Figure humaine, détail d'une tombe peinte
Burj ech Chemali (région de Tyr), IIème s. ap. J.-C.
Découverte en 1938, cette tombe faisait partie de la nécropole romaine de Tyr. En vue de sa préservation, elle fut transportée et reconstituée au Musée National de Beyrouth. Les parois sont recouvertes de peintures figurant des scènes empruntées à la mythologie et en relation avec le monde de la mort.


Vase, verre
Tyr, IVème s. ap. J.-C.
La renommée des villes côtières phéniciennes dans l’industrie du verre était telle que l’historien romain Pline leur en attribuait la découverte. Les vases en verre étaient destinés aux besoins de la vie courante, au commerce de même qu’ils faisaient partie du matériel funéraire.




L'enlèvement d'Europe, mosaïque
Byblos, IIIème s. ap. J.-C.
Le thème de l’enlèvement d’Europe a connu une grande vogue en Italie et en Afrique. Dans l’emblema, Europe, la fille du roi de Tyr, est enlevée par Zeus transformé en taureau. La légende grecque raconte que son frère, Cadmos, partit à sa recherche et dans son périple transmit l’alphabet phénicien aux Grecs.




Dionysos, marbre
Tyr, Epoque romaine
Le dieu Dionysos apparaît ici sous la forme du jeune dieu imberbe hellénique, des cornes dans les cheveux en référence aux animaux qui l’incarnent le mieux, le bouc ou le taureau. Cette représentation des cornes à défaut de l’animal en entier donnera naissance au type du Dionysos cornu.


En 64 av. J.-C. l'expédition militaire de Pompée en Méditerranée met fin à l'anarchie qui règnait dans l'empire séleucide et annexe la Phénicie à l'empire romain. Mais c'est en 31 av. J.-C., sous le règne d'Auguste, que s'étend la pax romana à la région.

Une ère de prospérité commence pour Tyr, Béryte et Baalbek- Héliopolis qui bénéficient des largesses de la cour impériale.

Grâce au développement urbain, pièce maîtresse de la politique romaine, les villes étendent leur territoire. Elles sont dotées de monuments religieux et civils (temples, basiliques, forums, rues à portiques). Les loisirs sont accessibles à l'ensemble de la population avec les théâtres, les hippodromes et les gymnases. Des aqueducs assurent l'alimentation en eau et desservent les villes (maisons et villas), ainsi que les fontaines publiques (nymphées) et surtout les bains (thermes). De riches nécropoles, séparées du monde des vivants, s'étendent le long des routes qui mènent aux portes des villes. La pax romana favorise également les échanges qui profitent aux diverses industries dont les plus célèbres sont l'orfèvrerie, le verre, le textile et la céramique.

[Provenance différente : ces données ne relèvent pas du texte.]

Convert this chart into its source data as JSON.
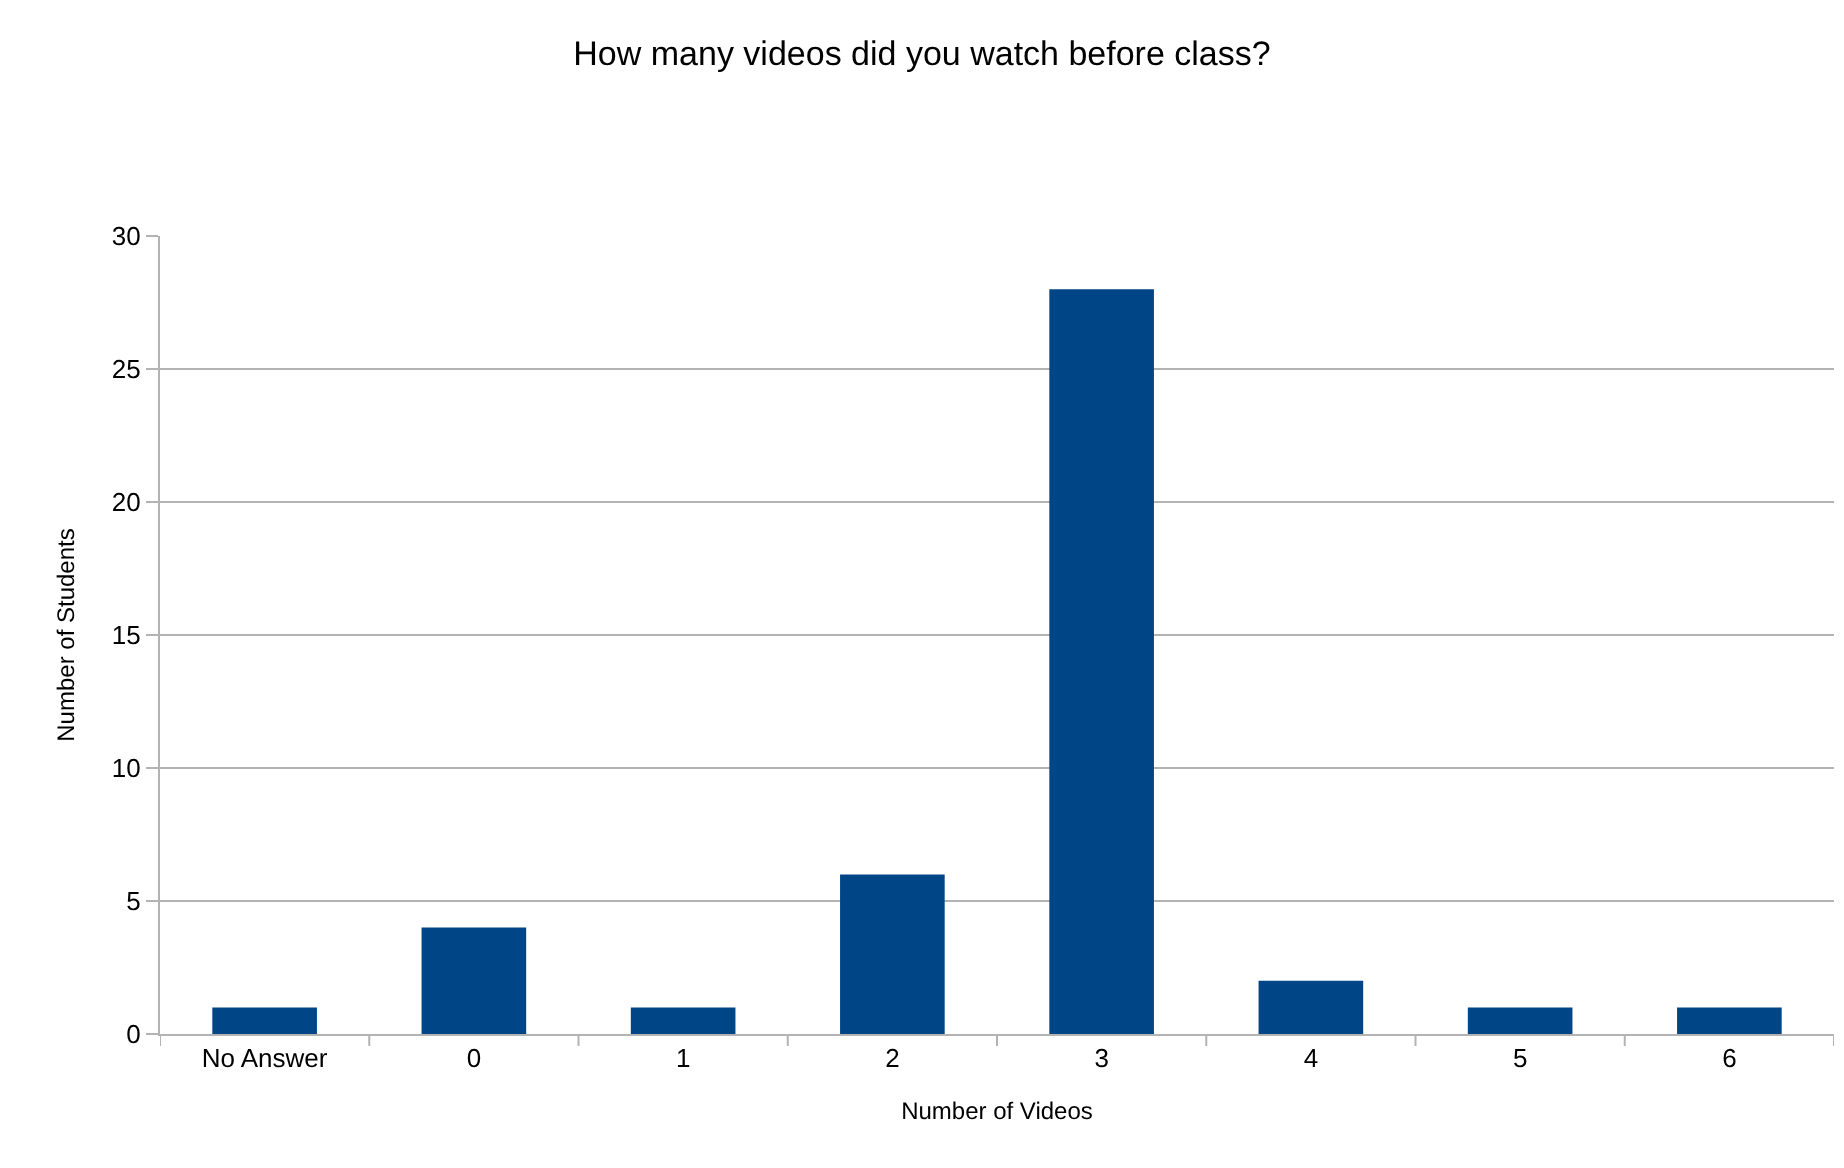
{
  "chart_data": {
    "type": "bar",
    "title": "How many videos did you watch before class?",
    "xlabel": "Number of Videos",
    "ylabel": "Number of Students",
    "categories": [
      "No Answer",
      "0",
      "1",
      "2",
      "3",
      "4",
      "5",
      "6"
    ],
    "values": [
      1,
      4,
      1,
      6,
      28,
      2,
      1,
      1
    ],
    "color": "#004586",
    "ylim": [
      0,
      30
    ],
    "yticks": [
      0,
      5,
      10,
      15,
      20,
      25,
      30
    ],
    "grid": "y",
    "legend": false
  }
}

Des philosophes, des géographes et des juristes célèbres viennent de Tyr, Sidon et Byblos. L'élite intellectuelle continue cependant à parler le grec. A Béryte, on traduit les textes juridiques du latin au grec et l'école de Droit voit le jour à la fin du IIIème siècle .



Hygeia déesse de la santé, marbre
Byblos, Epoque romaine
Cette statue se dressait dans une des niches du nymphée (fontaine publique) de Byblos. Un serpent s’enroule autour des épaules d’Hygeia en référence aux vertus de guérison que lui confère son statut de déesse de la santé.




Sarcophage à la légende d'Achille, marbre
Tyr, IIème s. ap. J.-C.
Des scènes inspirées de l’Iliade, relatives à la guerre de Troie, étaient souvent utilisées pour décorer les cuves des sarcophages de la nécropole romaine de Tyr. Taillé avec beaucoup de soin, le décor reste ainsi dans une bonne tradition de l’art grec.